In his book Imaging India, Nilekani says "Voters, especially the poorest ones, see their votes in these states as a trade for safeguarding their basic rights." This largely squares with what I have known to be true from back in my time which feels like history now. But trying to map this to West Bengal, my home state is a bit harder. Its decline seems never-ending and its not clear what rock-bottom looks like. Every time I return to Kolkata, things seem significantly worse. Literacy or lack thereof is a culprit but there are many others
..West Bengal is second only to Kerala in terms of literacy of people over the age of 80, suggesting that the state was a high performer back when it was prosperous. But now it has fallen far behind states such as Maharashtra, Gujarat, and Tamil Nadu when it comes to the literacy of the age group 10-14 year-olds, kids who are supposed to be in school now. West Bengal has a large negative residual when one plots the literacy rates of these two age groups across states — suggesting its new peers are Uttar Pradesh, Orissa, and Jharkhand.

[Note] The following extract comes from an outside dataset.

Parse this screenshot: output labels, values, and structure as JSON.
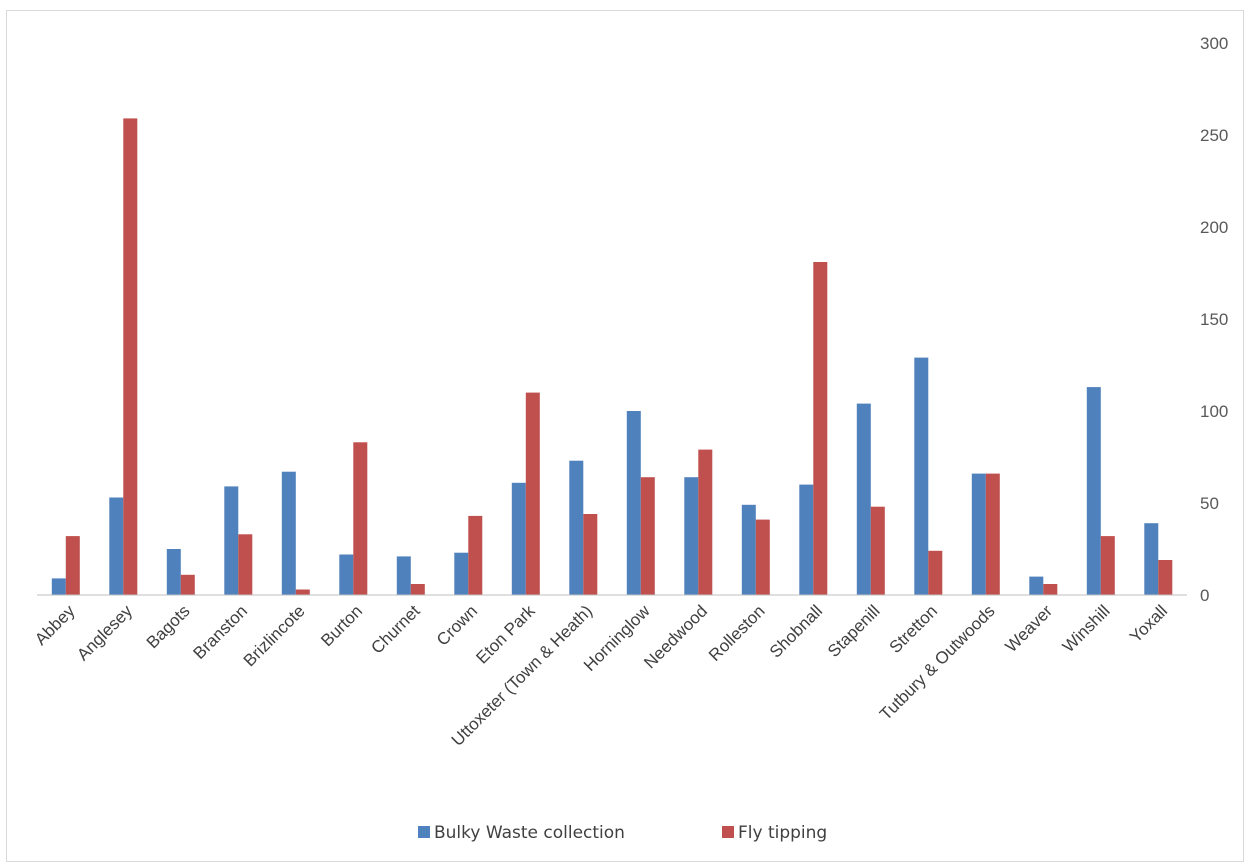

In the case of West Bengal, the decline in literacy tracks lower levels of awareness of what is going on around the country and the world even among those who are literate and educated. The modern day understanding of what it means to be Bengali is a mere pantomime of what it once meant. To that end folks are hosting any number of literary and cultural gatherings, singing, dancing, performing theater and the like but the point of it all is a bit lost as these activities are entirely untethered from their way of life. It is celebration for the sake of it - just another excuse to escape from rather unescapable realities of their life in this place that can't seem to pull itself from sliding to the very bottom wherever that is.
The politics of West Bengal are not driven on caste lines even though the poor and underprivileged have few if any basic rights. The strategy used there is hardly any different from those by populist leaders around the world "use of resentment, spreading falsehoods and manipulating media". For West Bengal, it seems like the rise of illiteracy and education in name only has created a path for such leadership to rise and thrive even if caste is not such a big deal in the state.